Thanks, Carter. First of all, I want to congratulate Randy Bateman and all the investigators in DIAN-TU. I think it's a beautiful study. It's very hard to do because although they are - it's a homogeneous population in terms of they all have autosomal dominant Alzheimer's disease from the genetic and biological point of view, it's pretty heterogeneous in terms of clinical, they could be two decades, one decade, a few years prior to becoming symptomatic. So how do you pull data from that heterogeneous clinical collection? Also it's a relatively small study, 50 patients per arm I believe roughly. So the DIAN-TUlooked at both Solanezumab and Gantenerumab. Solanezumab had no change in amyloid PET based on imaging. And there was no effect. So that's not too surprising. Gantenerumab did have an effect on amyloid PET. However, I want to compare the magnitude of the effect between Gantenerumab and aducanumab. And the only way to do that really is to use the centiloid scale. The whole point of the centiloid was developed so that you can compare cross studies because people use PET ligands, people have different reference regions that they use to obtain the SUVR score. In the PRIME study, 10 milligrams per kilogram of aducanumab was associated with a change in the centiloid scale of about 57 in one year, in the DIAN-TU study, Gantenerumab was associated with a change from baseline of about 14 centiloid units over four years. So I think that's pretty different. And we were trying to make at the CTAD meeting is that dose matters and that the robustness of amyloid removal matters and we saw that in the data and I think we presented that. So in some ways I looked down at the DIAN-TU data and I think it kind of confirms what we have been saying that you have to have high doses and robust removal of amyloid in order to see a clinical benefit.

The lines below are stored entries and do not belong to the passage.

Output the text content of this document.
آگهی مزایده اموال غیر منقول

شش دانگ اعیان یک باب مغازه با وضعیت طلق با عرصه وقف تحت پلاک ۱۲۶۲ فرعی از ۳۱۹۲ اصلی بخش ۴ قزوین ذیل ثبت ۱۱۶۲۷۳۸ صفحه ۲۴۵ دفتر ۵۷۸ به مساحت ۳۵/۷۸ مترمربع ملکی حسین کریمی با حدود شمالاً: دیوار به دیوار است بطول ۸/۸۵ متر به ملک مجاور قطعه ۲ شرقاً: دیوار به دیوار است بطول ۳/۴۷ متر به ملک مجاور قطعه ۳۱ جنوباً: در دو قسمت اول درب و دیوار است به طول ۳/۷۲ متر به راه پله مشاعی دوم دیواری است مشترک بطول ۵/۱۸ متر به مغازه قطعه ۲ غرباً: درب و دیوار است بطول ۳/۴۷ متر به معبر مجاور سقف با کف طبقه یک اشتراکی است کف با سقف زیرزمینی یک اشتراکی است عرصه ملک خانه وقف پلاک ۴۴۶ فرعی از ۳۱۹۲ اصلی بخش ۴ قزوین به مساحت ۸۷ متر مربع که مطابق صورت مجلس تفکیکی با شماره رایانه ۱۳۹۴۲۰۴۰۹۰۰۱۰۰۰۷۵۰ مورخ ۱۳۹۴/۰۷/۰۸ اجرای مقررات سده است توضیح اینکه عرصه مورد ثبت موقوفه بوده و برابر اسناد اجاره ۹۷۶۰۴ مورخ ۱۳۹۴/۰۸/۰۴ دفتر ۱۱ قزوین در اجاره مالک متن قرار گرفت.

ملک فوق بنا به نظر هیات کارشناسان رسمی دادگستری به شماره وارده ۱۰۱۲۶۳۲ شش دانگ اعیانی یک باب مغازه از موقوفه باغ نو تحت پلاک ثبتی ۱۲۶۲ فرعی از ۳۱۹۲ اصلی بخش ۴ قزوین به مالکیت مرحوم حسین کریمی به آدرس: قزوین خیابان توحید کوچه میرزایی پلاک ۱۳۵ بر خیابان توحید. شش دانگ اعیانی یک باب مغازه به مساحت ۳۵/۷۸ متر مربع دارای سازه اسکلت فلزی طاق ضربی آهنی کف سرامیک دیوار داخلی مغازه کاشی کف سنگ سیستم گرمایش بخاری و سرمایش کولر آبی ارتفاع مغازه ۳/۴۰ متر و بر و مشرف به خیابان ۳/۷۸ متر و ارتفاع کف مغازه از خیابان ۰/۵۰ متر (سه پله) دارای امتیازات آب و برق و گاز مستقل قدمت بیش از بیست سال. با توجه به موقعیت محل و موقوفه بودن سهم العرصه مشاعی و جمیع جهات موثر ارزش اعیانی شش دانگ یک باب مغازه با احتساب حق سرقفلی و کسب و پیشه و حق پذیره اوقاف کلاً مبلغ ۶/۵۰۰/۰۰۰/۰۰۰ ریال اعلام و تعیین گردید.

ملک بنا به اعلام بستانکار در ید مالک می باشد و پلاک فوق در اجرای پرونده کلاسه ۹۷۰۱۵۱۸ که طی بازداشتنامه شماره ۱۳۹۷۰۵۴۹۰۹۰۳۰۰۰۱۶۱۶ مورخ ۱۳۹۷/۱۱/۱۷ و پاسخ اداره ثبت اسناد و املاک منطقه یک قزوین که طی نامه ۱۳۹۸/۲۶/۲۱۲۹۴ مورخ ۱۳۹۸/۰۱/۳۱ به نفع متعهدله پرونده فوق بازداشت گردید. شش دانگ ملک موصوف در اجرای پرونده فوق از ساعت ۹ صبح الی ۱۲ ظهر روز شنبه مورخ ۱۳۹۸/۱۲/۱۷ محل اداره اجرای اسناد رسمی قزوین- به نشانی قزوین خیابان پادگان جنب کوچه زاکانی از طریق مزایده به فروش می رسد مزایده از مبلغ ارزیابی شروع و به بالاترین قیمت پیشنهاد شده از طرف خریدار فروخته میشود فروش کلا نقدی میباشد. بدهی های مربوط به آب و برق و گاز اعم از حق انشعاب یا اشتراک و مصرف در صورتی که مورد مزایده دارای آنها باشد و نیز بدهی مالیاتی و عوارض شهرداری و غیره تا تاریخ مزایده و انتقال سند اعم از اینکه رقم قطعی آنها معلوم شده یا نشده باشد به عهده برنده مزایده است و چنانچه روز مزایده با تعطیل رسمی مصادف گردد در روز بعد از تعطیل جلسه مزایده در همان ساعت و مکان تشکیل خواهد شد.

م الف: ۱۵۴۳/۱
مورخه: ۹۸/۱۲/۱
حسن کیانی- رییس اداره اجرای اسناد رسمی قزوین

I’ll turn it over to Michel for some closing comments. Thanks, everybody.

So thank you all for attending the call. I would like to say that even if personally affected by this terrible pandemic, Biogen is demonstrating superb resilience. Biogen is even stronger today and we are well-positioned for the future starting with aducanumab, but also looking forward to all the important readouts in the coming period.

Thank you, everybody.

Ladies and gentlemen, thank you for participating. This concludes today's conference call. You may now disconnect.